There’s a point in the boat tour where you’re taken to the Aialik Glacier. It’s size is easily confused because you’re required to stay back at least a half mile from the glacier itself. If you’re lucky, you’ll get to see it calve.
We did. And I can’t put into words the thunderous, roaring, splicing noise that it makes. It starts with a crack, more sharp than thunder, and it generates this low rumble. You can see it falling before the sounds reach you so you know what’s coming next. The rumble turns into a grating, and the grating turns into the sound of water ripping as it makes way for this ice sheet within it’s depths. It’s awe-inspiring.
I went to many places within Alaska but my favorite was by far Kenai. It will always, always hold a special place within my heart.
My true passion in life has always been traveling.
It doesn’t matter how small or large. A midnight roadtrip to see snow, a transatlantic to the Emerald Isle, an empty flight to see Mayan ruins.
I’ve always had this intense feeling of wanderlust that I usually can’t put into words.
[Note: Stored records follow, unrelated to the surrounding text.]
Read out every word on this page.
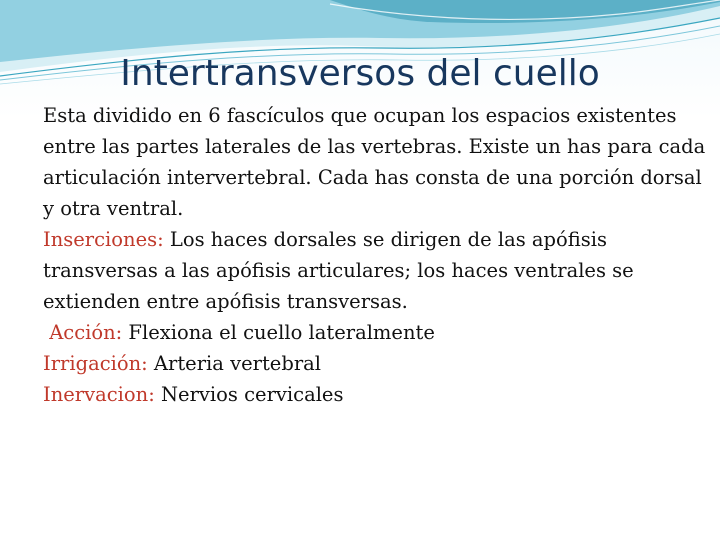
Intertransversos del cuello

Esta dividido en 6 fascículos que ocupan los espacios existentes entre las partes laterales de las vertebras. Existe un has para cada articulación intervertebral. Cada has consta de una porción dorsal y otra ventral.

Inserciones: Los haces dorsales se dirigen de las apófisis transversas a las apófisis articulares; los haces ventrales se extienden entre apófisis transversas.

Acción: Flexiona el cuello lateralmente

Irrigación: Arteria vertebral

Inervacion: Nervios cervicales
It’s this pushing feeling against my chest screaming in the smallest voice, “Go. Be. Do.” At times this voice is a faint whisper and at times, like tonight, it’s this roaring and deafening battle cry. It’s my calling, truly and literally.
As I’ve said in previous posts, I’m only truly happy when I’m away. I’m constantly fighting the piece of me that feels like it’s too small for Florida. I sit in classrooms that teach me history of ancient lands and I’m chomping at the bit. I sit at tables and listen to stories of others who have gotten lost and I’m intrigued beyond recognition.
I’ve made plans as of late to fuel my fire.
I’m just recently went to Costa Rica with one of the girls I met in Belize. We were in the cloud forest, surrounded by volcanoes and jungle. It was paradise.
Also, my lead professor has offered me a spot on this year’s Belize trip again. And I’m seriously thinking of taking it. I’ve never pushed myself further out of my comfort zone than I did on that trip. God only knows how much more potential I can actualize while there a second time.
I know that I’m blessed for these opportunities. I know and I’m grateful.
I also know that if I don’t take these opportunities, someone else will. Someone else will get to to experience the passion and fervor and all consuming love I have for the world that we live in. And to be honest, that doesn’t really fly with me. I live for that feeling and I plan on taking it with me wherever I go.
People have told me that it’s too much.
People have said that I’m too lucky, I need to stay grounded.
People have whispered that I had too much fun for one lifetime, time to take a break.
To those people;
It’s not too much. I’m exploring the world I was placed in. There are millions and millions of things and people and sights to be gazed upon. I plan on doing so.
I can’t be grounded. I was born to fly. I’ve always been a dreamer, sometimes too much of one. But my parents raised me right, they gave me the best gift of all; creativity, imagination, love, passion and drive. They pushed me out of the nest. They knew I could fly. And for that I can’t disappoint them.
And for those who said I had too much fun. Is there really such a thing? Imagine for a moment the happiest you’ve ever been. Emulsify that into a tangible object. Would you put that object on a shelf because it was good enough? Would you let it sit there and collect dust? I wouldn’t. If I’ve had “too much fun”, then there’s much more fun to be had.
I was in a relationship for years that stifled me. It sucked me dry. I lost my lust for life.
He hated to travel. He hated when I brought it up. He hated when I went on trips. And slowly, very slowly, I started hating myself.
Then one day, I broke free.
I can’t look back to that. I can’t be that girl who depended on someone else for my self worth. Because I’m better than that.
This world is far too grand and great to not be appreciated. That’s what I’m here for.